When do you decide that the further rehabilitation of the short palate does not make sense and operation is necessary?
What does such operation consist of?
If after closing the cleft palate fistulas appear, could they be seen with the naked eye
and the doctor will notice them during the check-up visit?
If it can’t be seen with a naked eye how can you state that there are still gaps in the palate
and when (how fast after the first operation) should the procedure be repeated?

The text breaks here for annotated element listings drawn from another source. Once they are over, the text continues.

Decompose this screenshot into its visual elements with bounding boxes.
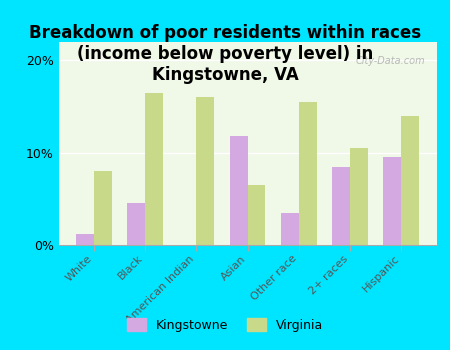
Bar [94,171,112,245]
Bar [127,203,145,245]
Bar [281,213,299,245]
Legend: Kingstowne, Virginia: Kingstowne, Virginia [122,313,328,337]
Text: City-Data.com: City-Data.com [356,56,425,66]
Bar [350,148,368,245]
Bar [76,234,94,245]
Bar [248,185,266,245]
Bar [332,167,350,245]
Bar [383,158,401,245]
Bar [299,102,317,245]
Bar [145,93,163,245]
Bar [196,97,214,245]
Text: Breakdown of poor residents within races
(income below poverty level) in
Kingsto: Breakdown of poor residents within races… [29,25,421,84]
Bar [230,136,248,245]
Bar [401,116,419,245]
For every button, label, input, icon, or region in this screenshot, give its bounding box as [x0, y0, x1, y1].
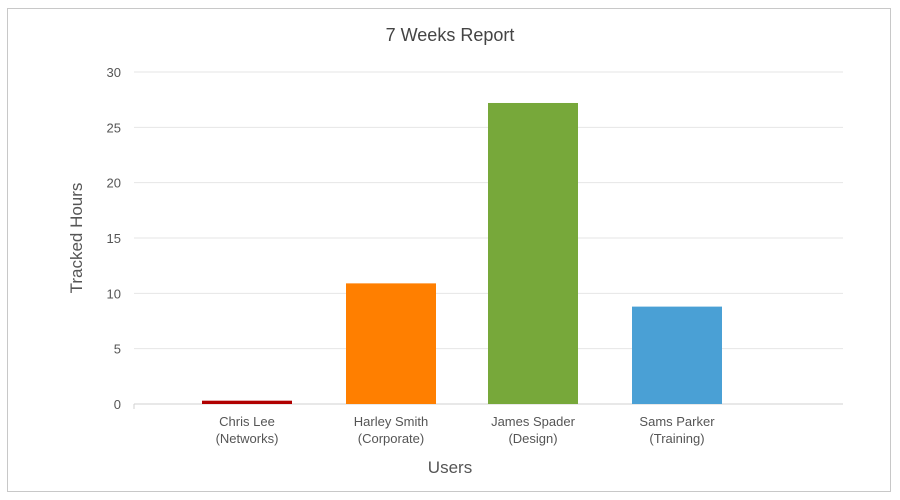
y-tick-label: 25: [107, 120, 121, 135]
bars: [202, 102, 722, 404]
chart-title: 7 Weeks Report: [386, 25, 515, 45]
bar: [632, 306, 722, 404]
bar: [346, 283, 436, 404]
y-tick-label: 10: [107, 286, 121, 301]
x-axis-title: Users: [428, 458, 472, 477]
x-category-sublabel: (Corporate): [358, 431, 424, 446]
x-category-label: Harley Smith: [354, 414, 428, 429]
chart-frame: [7, 8, 891, 492]
x-category-label: Chris Lee: [219, 414, 275, 429]
bar: [488, 102, 578, 404]
y-tick-label: 0: [114, 397, 121, 412]
y-tick-label: 30: [107, 65, 121, 80]
bar: [202, 400, 292, 404]
x-category-sublabel: (Networks): [216, 431, 279, 446]
x-axis-categories: Chris Lee (Networks) Harley Smith (Corporat…: [216, 414, 716, 446]
x-category-label: Sams Parker: [639, 414, 715, 429]
x-category-sublabel: (Design): [508, 431, 557, 446]
x-category-sublabel: (Training): [649, 431, 704, 446]
x-category-label: James Spader: [491, 414, 575, 429]
y-tick-label: 5: [114, 342, 121, 357]
y-tick-label: 20: [107, 176, 121, 191]
y-axis-title: Tracked Hours: [67, 183, 86, 294]
y-tick-label: 15: [107, 231, 121, 246]
y-axis-ticks: 0 5 10 15 20 25 30: [107, 65, 121, 412]
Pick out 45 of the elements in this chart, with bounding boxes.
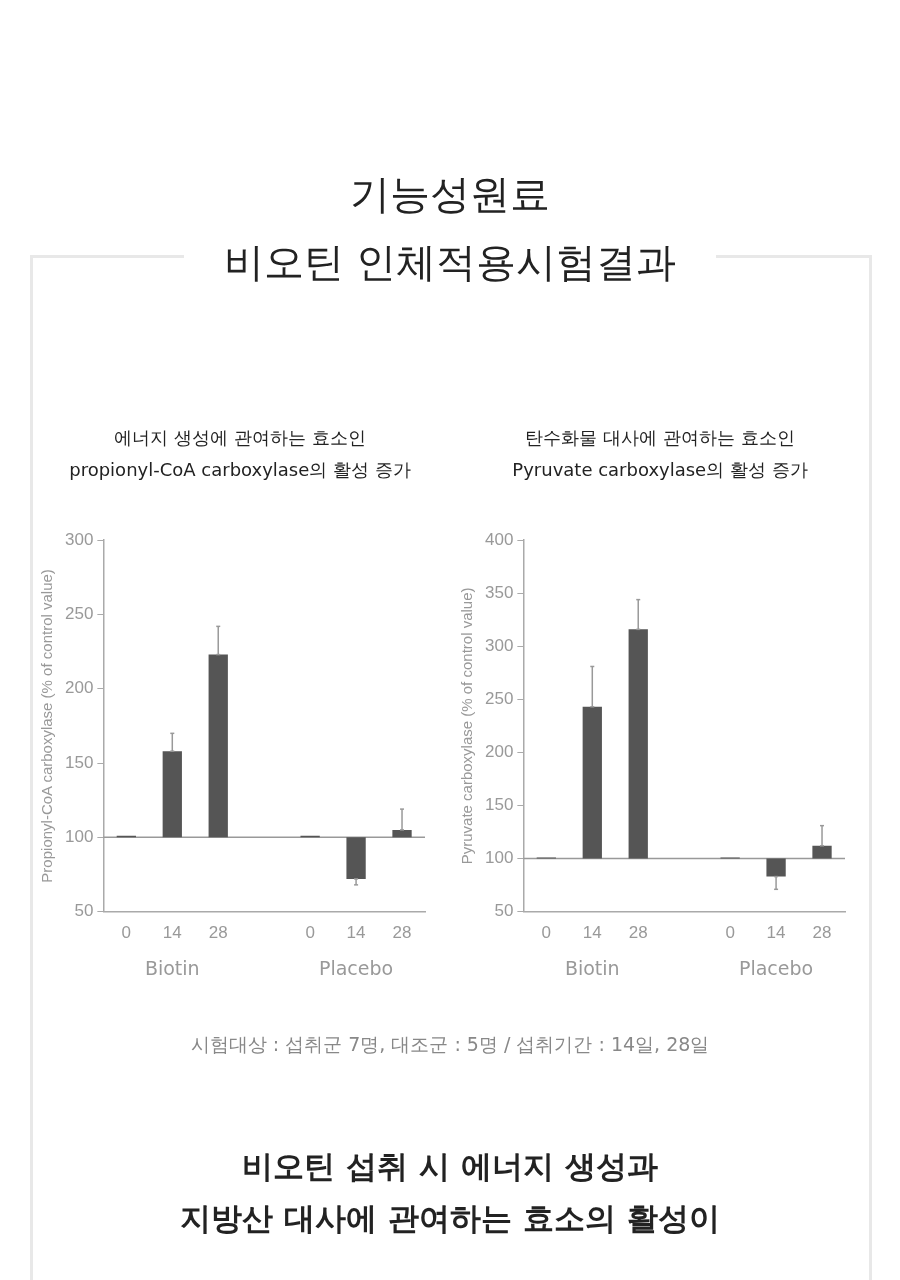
y-tick-label: 400 xyxy=(484,529,514,549)
y-tick-label: 50 xyxy=(74,901,94,921)
bar xyxy=(628,629,648,859)
text: Placebo xyxy=(318,956,394,979)
y-tick-label: 200 xyxy=(64,678,94,698)
chart-title: 탄수화물 대사에 관여하는 효소인 Pyruvate carboxylase의 활성 증가 xyxy=(511,426,809,482)
y-tick-label: 150 xyxy=(484,795,514,815)
x-tick-label: 0 xyxy=(305,923,315,943)
x-tick-label: 14 xyxy=(346,923,366,943)
bar xyxy=(582,706,602,859)
x-tick-label: 28 xyxy=(208,923,228,943)
x-tick-label: 0 xyxy=(725,923,735,943)
y-tick-label: 250 xyxy=(64,604,94,624)
y-tick-label: 350 xyxy=(484,582,514,602)
x-tick-label: 28 xyxy=(628,923,648,943)
chart-title: 에너지 생성에 관여하는 효소인 propionyl-CoA carboxylase의 활성 증가 xyxy=(68,426,412,482)
text: Biotin xyxy=(564,956,620,979)
x-tick-label: 0 xyxy=(541,923,552,943)
bar xyxy=(208,654,228,838)
y-tick-label: 100 xyxy=(484,848,514,868)
y-axis-title: Pyruvate carboxylase (% of control value) xyxy=(458,587,476,865)
bar xyxy=(812,845,832,859)
y-tick-label: 200 xyxy=(484,742,514,762)
x-tick-label: 14 xyxy=(766,923,786,943)
y-tick-label: 300 xyxy=(484,636,514,655)
text: Placebo xyxy=(738,956,814,979)
y-tick-label: 100 xyxy=(64,827,94,847)
x-tick-label: 14 xyxy=(582,923,602,943)
bar xyxy=(392,829,412,838)
text: 시험대상 : 섭취군 7명, 대조군 : 5명 / 섭취기간 : 14일, 28일 xyxy=(189,1032,711,1057)
bar xyxy=(346,837,366,879)
x-tick-label: 28 xyxy=(392,923,412,943)
y-axis-title: Propionyl-CoA carboxylase (% of control value) xyxy=(38,569,56,883)
y-tick-label: 300 xyxy=(64,529,94,549)
text: Biotin xyxy=(144,956,200,979)
y-tick-label: 250 xyxy=(484,689,514,709)
y-tick-label: 50 xyxy=(494,901,514,921)
text: 비오틴 섭취 시 에너지 생성과 지방산 대사에 관여하는 효소의 활성이 xyxy=(179,1147,721,1238)
text: 기능성원료 비오틴 인체적용시험결과 xyxy=(183,160,717,296)
x-tick-label: 28 xyxy=(812,923,832,943)
bar xyxy=(766,858,786,877)
y-tick-label: 150 xyxy=(64,752,94,772)
x-tick-label: 14 xyxy=(162,923,182,943)
x-tick-label: 0 xyxy=(121,923,132,943)
bar xyxy=(162,751,182,838)
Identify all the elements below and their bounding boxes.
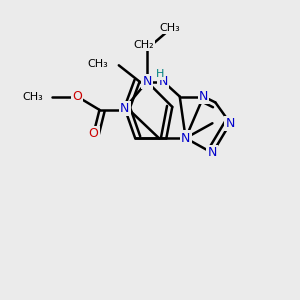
Text: N: N (159, 75, 168, 88)
Text: N: N (120, 102, 129, 115)
Text: H: H (156, 69, 164, 79)
Text: CH₃: CH₃ (88, 59, 108, 69)
Text: N: N (208, 146, 217, 160)
Text: CH₂: CH₂ (134, 40, 154, 50)
Text: N: N (181, 132, 190, 145)
Text: N: N (142, 75, 152, 88)
Text: O: O (88, 127, 98, 140)
Text: N: N (226, 117, 235, 130)
Text: CH₃: CH₃ (22, 92, 43, 101)
Text: CH₃: CH₃ (159, 23, 180, 33)
Text: N: N (199, 90, 208, 103)
Text: O: O (72, 90, 82, 103)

Not only on the length of the palate does a good speech without nasality depend. The most important in the cleft palate operation is a correct connection of the muscles made by the surgeon and as early as possible – only then the child naturally passes all the stages of speech development. If we add to that a proper rehabilitation of it, than there is an almost 100 percent chance that the child will speak correctly. If despite fulfilling all the conditions a child has the so called hypernasality, which means that the velopharyngeal sphincter does not close completely, then the surgeon should do an operation supporting the velopharyngeal sphincter. Usually procedure used in such cases is the so called pharyngeal tissue fixation. The decisions in that matter should be made in team with the participation of the surgeon, phoniatrics specialist and speech therapist. Although in case of incorrect functioning of muscles or residual holes in the palate the operation should be repeated. Otherwise we are sentenced to a Sisyphean task. First the normality has to be restored and then rehabilitation should begin. In cases, in which the operation should be repeated, the procedure has to be put on hold for at least half a year from the time of the first operation. After the operation all the wounds should be closed tightly. When it comes to the palatal tightness check the easiest way to do that is to see whether the food does not appear in the nose. In older patients we observe the so called dead fistulas and here the diagnosis should be made based on the experience of the surgeon, speech therapist and phoniatrics specialist. Such diagnosis is equal to indication for operation, because it impinges on the permeability of the nose, hearing and pronunciation.